Potato Asparagus Salad with Shrimp
- 600 grams small new potatoes
- 500 grams White pepper
- 1 Radicchio
- 1 handful Chervil
- 2 sprigs Tarragon
- 40 grams Walnut
- 4 tablespoons Walnut oil
- 3 tablespoons lemon juice
- 2 tablespoons apple cider vinegar
- freshly ground peppers
- 200 grams King prawn (ready to cook)
- 2 tablespoons Chile oil
- 4 centiliters Madeira Wine
Peel the potatoes, rinse, cut into wedges and cook about 15 minutes in salted water. Trim the bottom third of the asparagus, slice the stalks into thirds, and add to the potatoes for about the last 7 minutes and finish cooking together.
Rinse the radicchio, spin dry and chop. Rinse the herbs, shake dry, pluck the leaves from the stems and chop coarsely. Chop the walnuts.

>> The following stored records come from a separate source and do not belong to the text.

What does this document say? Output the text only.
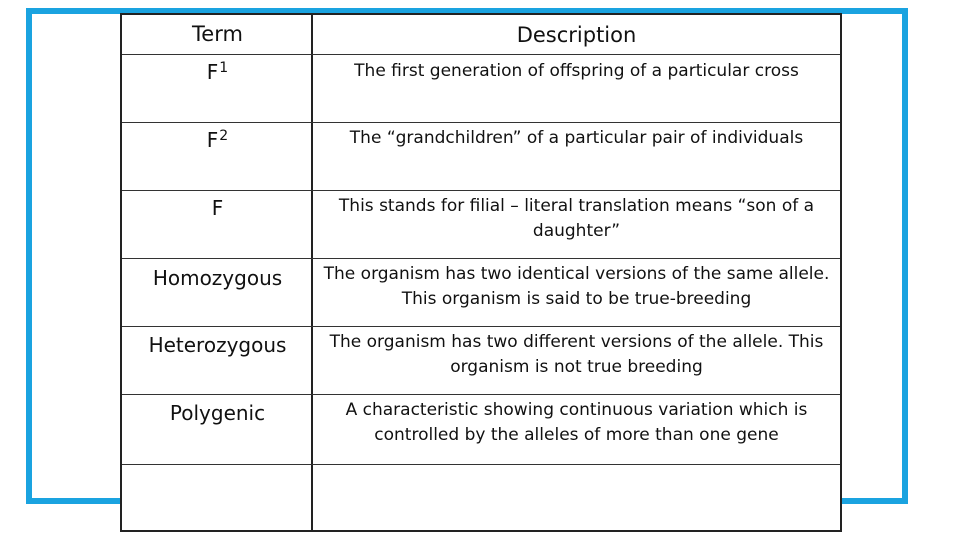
Term	Description
F 1	The first generation of offspring of a particular cross
F 2	The “grandchildren” of a particular pair of individuals
F	This stands for filial – literal translation means “son of a daughter”
Homozygous	The organism has two identical versions of the same allele. This organism is said to be true-breeding
Heterozygous	The organism has two different versions of the allele. This organism is not true breeding
Polygenic	A characteristic showing continuous variation which is controlled by the alleles of more than one gene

To make the dressing, mix the oil with 1 tablespoon lemon juice and the vinegar and season with salt and pepper.
Drain the potatoes and asparagus well. Coat with the dressing and let rest for about 10 minutes.

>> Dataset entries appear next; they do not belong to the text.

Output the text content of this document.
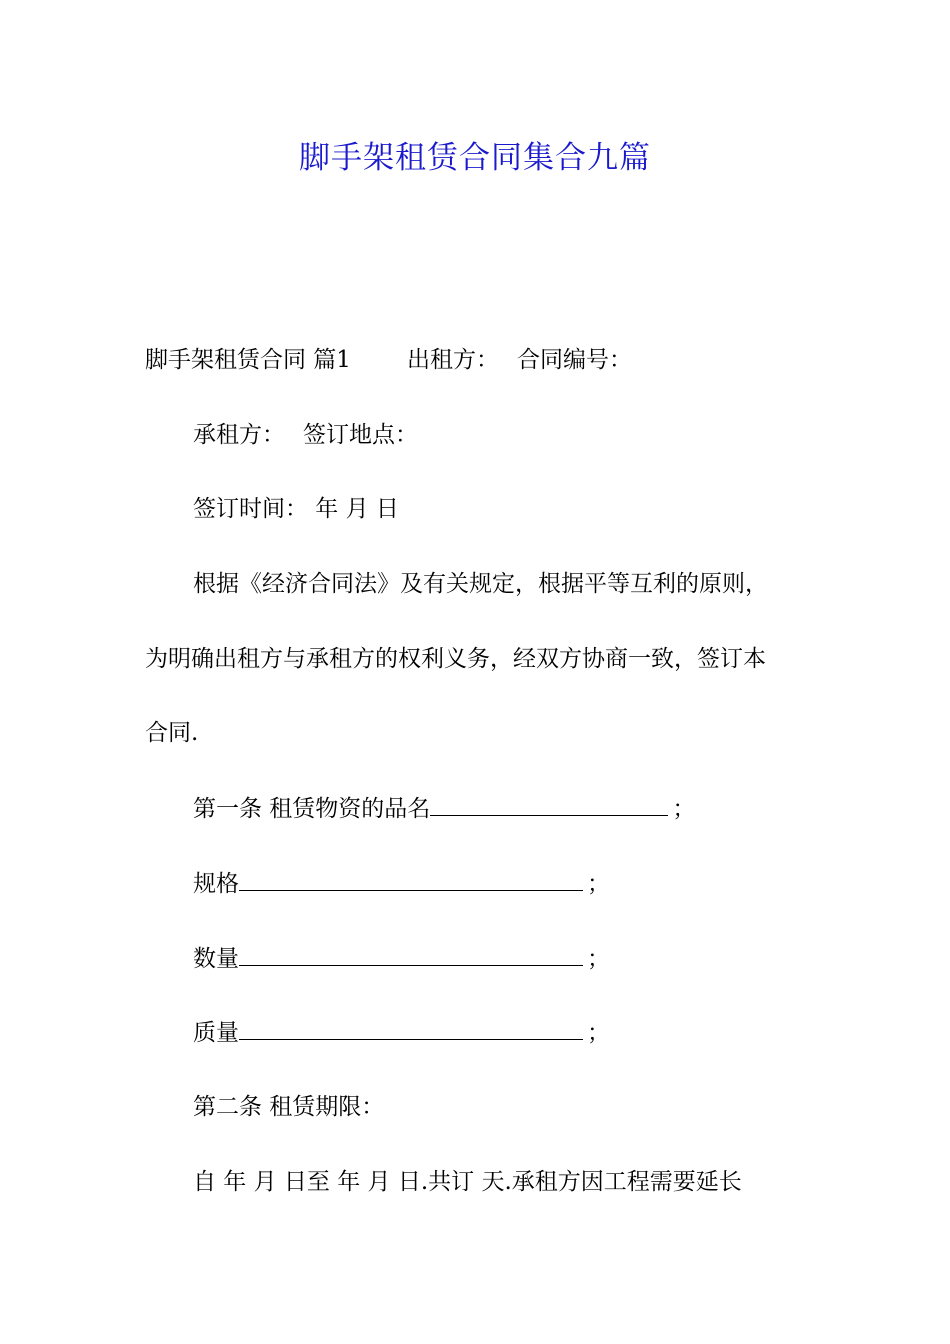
脚手架租赁合同集合九篇
脚手架租赁合同 篇1 出租方： 合同编号：
承租方： 签订地点：
签订时间： 年 月 日
根据《经济合同法》及有关规定，根据平等互利的原则，
为明确出租方与承租方的权利义务，经双方协商一致，签订本
合同.
第一条 租赁物资的品名	；
规格	；
数量	；
质量	；
第二条 租赁期限：
自 年 月 日至 年 月 日.共订 天.承租方因工程需要延长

Meanwhile, rinse the shrimp, pat dry and saute in the hot chili oil for about 2 minutes. Deglaze with the lemon juice and Madeira. Season with salt and pepper.
Mix the radicchio with herbs into the vegetables and season. Arrange on plates, sprinkle with nuts and distribute the prawns and Madeira sauce over it.